Brandeis is Crowned

The second stop on my spring tour, now concluded, brought me to Brandeis University, for the inaugural conference of the new Crown Center for Middle East Studies.

It takes chutzpah to establish yet another center for Middle Eastern studies. There are seventeen Title VI-supported National Resource Centers for the Middle East at American universities, and that’s just the elite group. The field is crowded. But many of these centers simply replicate one another in different markets. They aren’t identical, but there’s an ideal, and if you want that Title VI money, you’d better conform to it. The Brandeis center, at least as envisioned by President Jehuda Reinharz (who raised private money for it), is supposed to live by a different standard.

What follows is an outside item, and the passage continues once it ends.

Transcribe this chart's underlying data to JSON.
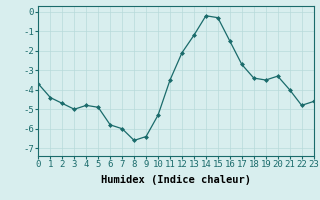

A week before the conference, the Boston Globe ran a piece on the Crown Center. Reinharz earlier had knocked established Middle Eastern studies as “third-rate.” The president of the Middle East Studies Association (MESA), Ali Banuazizi, did his duty with this quote: “What does it mean for a new center to start out by being so derisive toward the other centers? Let them come and put down their suitcase and start their work, and hopefully they will achieve the highest standards of scholarship.” Fair enough. Juan Cole, president-elect of MESA, hit a foul (as usual), by attacking Kanan Makiya, who’s a pillar of Middle Eastern studies at Brandeis. “He is not a scholar,” Cole blurted. “Last time I checked he was an architect.” Makiya has published two books on modern Iraq with a leading university press. The last time I checked, Cole, who poses as an Iraq expert on his blog, hadn’t published any.

The local leaders of the field came to the inauguration, joining me on a panel entitled “Middle East Studies in the U.S.: What is the Debate About?” I shared the podium with Steven Caton, director of the Center for Middle Eastern Studies at Harvard, and Malik Mufti, director of the Middle Eastern Studies Program at Tufts. It wouldn’t be appropriate for me to characterize their talks, except to say that we broadly agreed on the proper public role of Middle Eastern studies. Caton and I did differ over research priorities. Here are my remarks.

Shai Feldman, former director of the Jaffee Center at Tel Aviv University, is the new director of the Crown Center. His field is strategic, not Middle Eastern studies, but his instincts seem to be sound, and he put together a well-crafted conference. In his own remarks over a dinner, Feldman noted the challenge: there are people who think that Brandeis is the least likely place to base an objective center on the Middle East. There are several possible approaches to dealing with that perception, and it will be interesting to see which one Feldman chooses. I wish him well.